Deze laatste zorgen deelt hij op hetzelfde moment als dat Amerikaanse scenarioschrijvers zijn begonnen aan een staking. Die gaat uiteraard over arbeidsvoorwaarden, maar ook over het gebruik van generatieve AI. De schrijvers willen dat er binnen de industrie bindende afspraken worden gemaakt over dit gebruik, of eigenlijk vooral juist over het niet-gebruik, omdat ze bang zijn hun werk kwijt te raken.

En nu geloof ik dat als het gaat om het vervangen van mensen door technologie, we daar als mens in principe bij zijn en dus kunnen beslissen of we dit willen. Maar nu dat als een harde eis vanuit werknemers wordt neergelegd bij werkgevers voelt het toch een beetje gek om het gebruik van technologie op zo'n manier te beperken.

Moet je de mogelijkheden niet verkennen en kijken hoe je met de technologie om kunt gaan? Dat voelt veel logischer dan het gebruik al op voorhand uit te sluiten.

In het stuk van The New York Times over de staking gaat het ook over (stem)acteurs die worden vervangen door text-to-speech-modellen met gekloonde stemmen. Dat gaat inderdaad ten koste van het werk van (stem)acteurs, maar tegelijkertijd biedt dit een heleboel nieuwe mogelijkheden die tot nu toe, bijvoorbeeld in financieel opzicht, niet haalbaar waren.

Heel harde afspraken maken om geen menselijk werk te vervangen door AI remt de vooruitgang en is volgens mij niet de oplossing. Experimenteren en open het gesprek voeren wel. En dat brengt me weer terug bij Geoffrey Hinton.

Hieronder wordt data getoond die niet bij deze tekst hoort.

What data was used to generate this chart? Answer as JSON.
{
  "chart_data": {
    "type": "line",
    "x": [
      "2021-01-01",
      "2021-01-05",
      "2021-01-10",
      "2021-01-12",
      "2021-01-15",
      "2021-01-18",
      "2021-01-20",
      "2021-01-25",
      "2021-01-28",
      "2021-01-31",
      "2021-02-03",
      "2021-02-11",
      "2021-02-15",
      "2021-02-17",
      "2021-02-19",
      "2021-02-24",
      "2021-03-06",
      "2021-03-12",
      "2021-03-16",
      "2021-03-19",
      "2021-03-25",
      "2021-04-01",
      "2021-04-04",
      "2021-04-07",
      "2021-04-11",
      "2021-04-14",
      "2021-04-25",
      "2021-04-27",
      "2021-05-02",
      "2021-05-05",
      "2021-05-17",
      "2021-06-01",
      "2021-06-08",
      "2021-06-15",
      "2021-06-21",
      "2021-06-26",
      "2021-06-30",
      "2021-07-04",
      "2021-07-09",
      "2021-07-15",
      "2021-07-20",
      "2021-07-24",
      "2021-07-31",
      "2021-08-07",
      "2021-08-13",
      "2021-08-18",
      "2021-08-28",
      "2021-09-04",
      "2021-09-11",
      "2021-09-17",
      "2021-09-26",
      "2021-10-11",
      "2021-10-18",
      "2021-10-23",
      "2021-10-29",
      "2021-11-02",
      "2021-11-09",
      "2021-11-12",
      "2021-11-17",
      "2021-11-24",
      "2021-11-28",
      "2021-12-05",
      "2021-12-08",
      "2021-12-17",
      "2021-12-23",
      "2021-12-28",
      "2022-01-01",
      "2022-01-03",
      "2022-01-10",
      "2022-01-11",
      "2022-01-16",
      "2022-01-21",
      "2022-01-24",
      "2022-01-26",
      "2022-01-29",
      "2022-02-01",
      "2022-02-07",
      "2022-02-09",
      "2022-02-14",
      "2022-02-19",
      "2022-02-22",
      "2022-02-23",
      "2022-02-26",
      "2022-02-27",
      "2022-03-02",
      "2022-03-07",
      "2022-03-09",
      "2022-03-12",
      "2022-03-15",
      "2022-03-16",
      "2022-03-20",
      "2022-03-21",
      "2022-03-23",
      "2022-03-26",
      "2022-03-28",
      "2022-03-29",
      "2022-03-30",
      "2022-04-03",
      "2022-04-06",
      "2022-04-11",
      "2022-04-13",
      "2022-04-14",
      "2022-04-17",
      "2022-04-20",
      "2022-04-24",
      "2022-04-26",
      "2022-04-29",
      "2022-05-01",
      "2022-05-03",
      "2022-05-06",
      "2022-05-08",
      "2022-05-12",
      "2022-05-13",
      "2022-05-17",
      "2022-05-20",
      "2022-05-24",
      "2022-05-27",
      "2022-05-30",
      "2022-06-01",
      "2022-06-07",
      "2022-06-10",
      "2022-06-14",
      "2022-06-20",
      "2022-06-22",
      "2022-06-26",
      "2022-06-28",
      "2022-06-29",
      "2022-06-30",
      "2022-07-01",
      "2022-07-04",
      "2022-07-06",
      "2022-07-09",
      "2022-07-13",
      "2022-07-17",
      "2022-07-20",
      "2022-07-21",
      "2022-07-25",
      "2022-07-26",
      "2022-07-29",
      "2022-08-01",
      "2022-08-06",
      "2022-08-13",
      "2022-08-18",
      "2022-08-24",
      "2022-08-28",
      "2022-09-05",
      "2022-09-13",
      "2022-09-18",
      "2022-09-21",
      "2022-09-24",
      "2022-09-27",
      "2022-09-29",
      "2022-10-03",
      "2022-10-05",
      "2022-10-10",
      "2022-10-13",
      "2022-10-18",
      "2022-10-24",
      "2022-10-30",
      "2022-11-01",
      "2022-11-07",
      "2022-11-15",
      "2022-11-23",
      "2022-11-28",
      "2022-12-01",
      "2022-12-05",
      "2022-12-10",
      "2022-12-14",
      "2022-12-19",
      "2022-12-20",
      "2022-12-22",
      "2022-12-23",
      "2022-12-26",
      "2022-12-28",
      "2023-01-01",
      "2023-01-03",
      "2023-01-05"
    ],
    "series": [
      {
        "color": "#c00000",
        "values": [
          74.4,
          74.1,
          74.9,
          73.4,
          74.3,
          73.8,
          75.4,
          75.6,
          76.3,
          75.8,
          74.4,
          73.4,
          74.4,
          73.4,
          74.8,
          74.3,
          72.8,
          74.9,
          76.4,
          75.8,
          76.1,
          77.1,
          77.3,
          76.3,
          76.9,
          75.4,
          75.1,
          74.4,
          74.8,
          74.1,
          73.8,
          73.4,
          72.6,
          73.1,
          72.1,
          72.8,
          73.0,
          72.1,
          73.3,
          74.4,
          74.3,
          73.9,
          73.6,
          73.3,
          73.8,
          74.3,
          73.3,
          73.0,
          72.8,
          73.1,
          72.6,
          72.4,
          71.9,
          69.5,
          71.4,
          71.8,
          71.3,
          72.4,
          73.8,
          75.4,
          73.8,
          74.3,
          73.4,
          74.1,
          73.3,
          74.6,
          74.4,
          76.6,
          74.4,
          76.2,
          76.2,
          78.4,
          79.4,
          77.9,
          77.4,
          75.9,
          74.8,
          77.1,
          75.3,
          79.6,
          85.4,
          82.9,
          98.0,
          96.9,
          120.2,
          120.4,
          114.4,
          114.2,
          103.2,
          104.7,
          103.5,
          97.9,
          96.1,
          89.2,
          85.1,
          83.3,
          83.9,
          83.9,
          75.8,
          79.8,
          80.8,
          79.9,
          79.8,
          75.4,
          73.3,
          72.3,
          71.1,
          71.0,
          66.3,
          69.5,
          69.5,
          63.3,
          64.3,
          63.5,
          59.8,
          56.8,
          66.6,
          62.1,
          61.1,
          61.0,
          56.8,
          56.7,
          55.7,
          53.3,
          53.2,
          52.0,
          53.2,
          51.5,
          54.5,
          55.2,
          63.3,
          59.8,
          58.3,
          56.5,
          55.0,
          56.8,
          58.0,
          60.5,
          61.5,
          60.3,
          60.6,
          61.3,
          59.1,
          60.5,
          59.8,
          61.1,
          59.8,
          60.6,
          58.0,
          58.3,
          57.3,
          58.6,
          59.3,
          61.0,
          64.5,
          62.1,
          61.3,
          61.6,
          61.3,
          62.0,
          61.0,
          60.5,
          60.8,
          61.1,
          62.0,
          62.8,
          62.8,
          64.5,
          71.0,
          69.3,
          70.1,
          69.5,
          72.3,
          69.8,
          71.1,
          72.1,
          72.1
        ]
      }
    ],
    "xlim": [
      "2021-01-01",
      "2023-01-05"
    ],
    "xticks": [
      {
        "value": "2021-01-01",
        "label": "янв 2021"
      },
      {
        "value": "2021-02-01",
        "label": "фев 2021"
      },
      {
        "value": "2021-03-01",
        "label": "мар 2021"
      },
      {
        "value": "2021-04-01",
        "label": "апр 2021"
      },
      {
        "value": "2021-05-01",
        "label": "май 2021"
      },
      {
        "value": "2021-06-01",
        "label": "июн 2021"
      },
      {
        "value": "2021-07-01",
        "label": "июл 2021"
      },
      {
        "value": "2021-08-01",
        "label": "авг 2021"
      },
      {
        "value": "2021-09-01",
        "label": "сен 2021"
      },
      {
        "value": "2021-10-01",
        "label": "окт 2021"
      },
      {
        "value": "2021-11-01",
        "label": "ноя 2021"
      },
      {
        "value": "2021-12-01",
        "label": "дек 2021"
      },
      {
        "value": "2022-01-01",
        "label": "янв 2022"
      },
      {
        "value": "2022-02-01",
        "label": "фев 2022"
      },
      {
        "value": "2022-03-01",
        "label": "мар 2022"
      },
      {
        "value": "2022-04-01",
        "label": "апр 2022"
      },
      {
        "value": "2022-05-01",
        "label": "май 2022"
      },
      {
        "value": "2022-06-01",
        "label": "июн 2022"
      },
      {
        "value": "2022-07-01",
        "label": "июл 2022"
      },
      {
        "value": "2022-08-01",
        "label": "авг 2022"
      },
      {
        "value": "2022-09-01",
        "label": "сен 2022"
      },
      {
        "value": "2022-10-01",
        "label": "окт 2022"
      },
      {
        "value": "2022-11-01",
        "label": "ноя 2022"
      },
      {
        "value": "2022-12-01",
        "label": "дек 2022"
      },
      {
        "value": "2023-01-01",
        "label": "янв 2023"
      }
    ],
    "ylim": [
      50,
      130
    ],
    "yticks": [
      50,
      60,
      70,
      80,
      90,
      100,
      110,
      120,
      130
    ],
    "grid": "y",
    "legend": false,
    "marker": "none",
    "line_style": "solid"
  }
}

Het feit dat hij ontslag heeft genomen om zich in het openbaar kritisch te kunnen uitlaten over de ontwikkeling die nu gaande is, voelt heel logisch, maar het zou eigenlijk niet nodig moeten zijn. We hebben een open publiek debat nodig, waarbij ook juist de mensen die werken aan de technologie vrij kunnen praten over wat er gebeurt en alle risico's die daarbij horen. Dat dat blijkbaar niet mogelijk is op dit moment, baart me zorgen.